Directories, rental properties, and async coaching all show how low-maintenance models can generate long-term, repeatable revenue.
The best subscription businesses solve boring, recurring problems. You don’t need to build the next Notion or spend months chasing the perfect SaaS idea. Pick a lane, solve something people deal with regularly, and make it easy for them to keep paying. If you’re tired of feast-or-famine launches or chasing one-off clients, this is the playbook you steal from.
Founder Story
The 22-year-old who built a $3M ad agency with street interviews
TL;DR: Josh Suggs went from filming awkward street videos on borrowed Wi-Fi to running a $3M/year ad agency that creates authentic, interview-style ads for DTC brands. His team now produces 300+ raw, scroll-stopping videos a week across NYC, LA, Miami, and more, blending real reactions with direct-response hooks that drive actual sales.
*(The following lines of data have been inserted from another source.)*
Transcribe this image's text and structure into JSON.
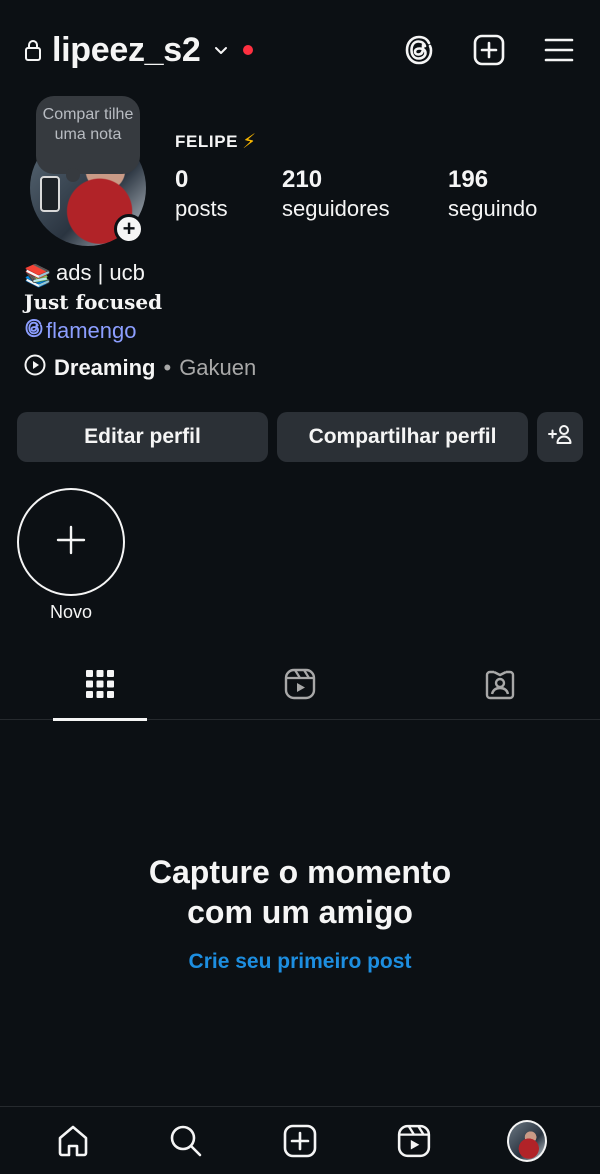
{
  "header": {
    "username": "lipeez_s2",
    "icons": [
      "lock-icon",
      "chevron-down-icon",
      "threads-icon",
      "new-post-icon",
      "menu-icon"
    ],
    "notification_dot_color": "#ff3040"
  },
  "profile": {
    "note_text": "Compar tilhe uma nota",
    "display_name": "FELIPE",
    "display_emoji": "⚡",
    "stats": [
      {
        "value": "0",
        "label": "posts"
      },
      {
        "value": "210",
        "label": "seguidores"
      },
      {
        "value": "196",
        "label": "seguindo"
      }
    ],
    "bio_line1_emoji": "📚",
    "bio_line1": "ads | ucb",
    "bio_line2": "Just focused",
    "threads_link": "flamengo",
    "music_title": "Dreaming",
    "music_separator": "•",
    "music_artist": "Gakuen"
  },
  "buttons": {
    "edit": "Editar perfil",
    "share": "Compartilhar perfil"
  },
  "highlights": {
    "new_label": "Novo"
  },
  "tabs": [
    "grid-icon",
    "reels-icon",
    "tagged-icon"
  ],
  "empty_state": {
    "headline_line1": "Capture o momento",
    "headline_line2": "com um amigo",
    "cta": "Crie seu primeiro post",
    "cta_color": "#1d8ee0"
  },
  "bottom_nav": [
    "home-icon",
    "search-icon",
    "create-icon",
    "reels-icon",
    "profile-avatar"
  ]
}
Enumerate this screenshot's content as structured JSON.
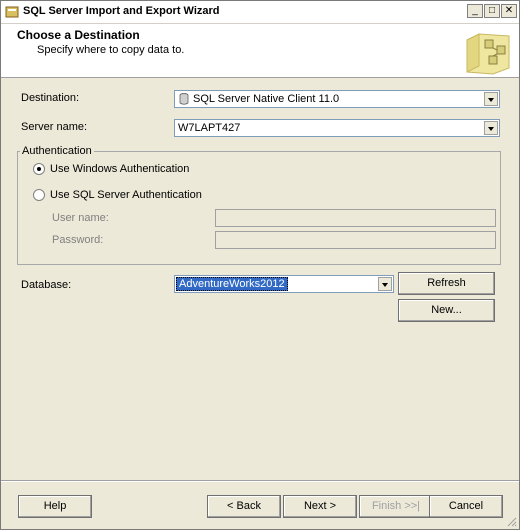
{
  "window": {
    "title": "SQL Server Import and Export Wizard",
    "min_glyph": "_",
    "max_glyph": "□",
    "close_glyph": "✕"
  },
  "header": {
    "title": "Choose a Destination",
    "subtitle": "Specify where to copy data to."
  },
  "form": {
    "destination_label": "Destination:",
    "destination_value": "SQL Server Native Client 11.0",
    "server_label": "Server name:",
    "server_value": "W7LAPT427",
    "auth_group_label": "Authentication",
    "windows_auth_label": "Use Windows Authentication",
    "sql_auth_label": "Use SQL Server Authentication",
    "username_label": "User name:",
    "password_label": "Password:",
    "database_label": "Database:",
    "database_value": "AdventureWorks2012",
    "refresh_label": "Refresh",
    "new_label": "New...",
    "selected_auth": "windows"
  },
  "footer": {
    "help_label": "Help",
    "back_label": "< Back",
    "next_label": "Next >",
    "finish_label": "Finish >>|",
    "cancel_label": "Cancel"
  },
  "colors": {
    "selection": "#316ac5",
    "face": "#ece9d8"
  }
}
The model works because the ads don’t feel like ads—just real people reacting to products in public.
Josh scaled by training comedians and actors to shoot these at volume, then merged with a media buying firm to handle the full funnel.
Production is scrappy but profitable: over 50% margins, lean ops, and recurring retainers from brands that keep needing fresh creative.
It all started with no money, no network, and no script. He used his hustle and a clear read on what kinds of content people trust.
Most ad content is either ignored or skipped. These aren’t. Josh figured out a format that feels native, authentic, and performs. The kicker? It’s fully repeatable. If you can walk, pitch, and hold a mic, you can build this kind of agency in your city. This is one of the simplest, clearest playbooks for turning attention into revenue right now.